De miaou, posté le 18.12.05 à 03:41

mais que de finesse dans votre analyse caroline F.

 Je trouve moisaussie que la musique feline meriterait de se faire valoir au sein de la gente artiste... on devrait dailleurs creer un nouveau mouvement, la musique festive feline de madame F, soit un nouveau mouvement artistique et culturel, le FFF.

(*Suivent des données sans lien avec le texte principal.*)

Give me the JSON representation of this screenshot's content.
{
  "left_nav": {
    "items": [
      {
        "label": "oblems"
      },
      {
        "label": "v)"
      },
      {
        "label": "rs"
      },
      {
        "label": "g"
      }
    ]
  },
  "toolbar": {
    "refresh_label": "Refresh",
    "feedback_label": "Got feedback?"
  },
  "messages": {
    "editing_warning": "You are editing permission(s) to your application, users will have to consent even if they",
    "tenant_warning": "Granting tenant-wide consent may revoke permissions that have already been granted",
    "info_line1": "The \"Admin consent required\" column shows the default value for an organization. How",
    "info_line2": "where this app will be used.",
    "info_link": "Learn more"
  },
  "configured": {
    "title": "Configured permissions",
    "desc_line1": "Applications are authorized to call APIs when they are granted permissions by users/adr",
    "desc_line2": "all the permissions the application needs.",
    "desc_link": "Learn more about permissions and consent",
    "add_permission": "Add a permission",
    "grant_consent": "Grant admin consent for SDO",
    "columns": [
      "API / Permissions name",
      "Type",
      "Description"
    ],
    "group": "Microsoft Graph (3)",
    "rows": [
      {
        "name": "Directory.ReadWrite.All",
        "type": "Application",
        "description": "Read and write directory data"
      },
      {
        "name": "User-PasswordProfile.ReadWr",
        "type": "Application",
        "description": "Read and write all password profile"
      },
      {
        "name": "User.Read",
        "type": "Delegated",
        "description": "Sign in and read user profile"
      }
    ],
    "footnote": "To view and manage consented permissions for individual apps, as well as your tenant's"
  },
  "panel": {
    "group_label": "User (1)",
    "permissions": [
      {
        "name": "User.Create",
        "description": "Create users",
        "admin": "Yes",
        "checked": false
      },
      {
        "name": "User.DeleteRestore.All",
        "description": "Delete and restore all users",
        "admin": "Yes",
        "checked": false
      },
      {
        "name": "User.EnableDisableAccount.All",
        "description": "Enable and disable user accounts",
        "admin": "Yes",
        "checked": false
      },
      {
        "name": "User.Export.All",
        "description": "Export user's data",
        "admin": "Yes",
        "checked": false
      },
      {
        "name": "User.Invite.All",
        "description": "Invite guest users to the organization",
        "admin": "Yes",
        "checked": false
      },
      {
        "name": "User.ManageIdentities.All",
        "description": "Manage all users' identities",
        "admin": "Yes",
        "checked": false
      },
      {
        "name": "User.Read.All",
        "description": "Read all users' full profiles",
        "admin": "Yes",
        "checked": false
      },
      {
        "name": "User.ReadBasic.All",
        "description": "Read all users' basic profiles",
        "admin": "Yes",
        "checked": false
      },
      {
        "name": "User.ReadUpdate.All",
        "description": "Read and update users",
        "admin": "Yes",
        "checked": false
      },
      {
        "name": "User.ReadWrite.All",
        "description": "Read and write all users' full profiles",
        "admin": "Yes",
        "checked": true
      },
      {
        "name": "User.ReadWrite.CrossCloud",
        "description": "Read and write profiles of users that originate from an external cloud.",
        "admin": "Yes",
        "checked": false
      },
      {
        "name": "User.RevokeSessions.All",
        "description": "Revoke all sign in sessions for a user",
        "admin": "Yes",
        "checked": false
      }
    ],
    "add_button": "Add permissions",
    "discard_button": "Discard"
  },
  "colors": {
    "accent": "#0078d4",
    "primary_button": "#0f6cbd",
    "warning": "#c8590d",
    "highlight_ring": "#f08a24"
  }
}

De Père Ubu, posté le 21.12.05 à 03:48

Melle F a-t'elle eu l'occasion de découvrir avec une avidité toute féline la réplique cinglante de notre Stoubidoo - qui- s'échauffe ??? Se terre-t'elle dans une grotte en écoutant de sa musique actuelle et en s'excitant sur une grammaire de français, tentant désespérement d'apprendre sa langue (que j'ose supposer maternelle) pour répliquer en toute spontanéité à Stouby? Peut être a-t'elle préféré créer un site parallèle de soutient au grand J. Ranger!?!

Enfin...


MERDRE!



De stoubidoo, posté le 22.12.05 à 05:05

c'est tout de même mieux sans les commentaires ridicules de Mr Zidi

S'il vous plait monsieur, la prochaine fois, abstenez vous



De Mr Zidi, posté le 24.12.05 à 05:07

Ben pourquoi?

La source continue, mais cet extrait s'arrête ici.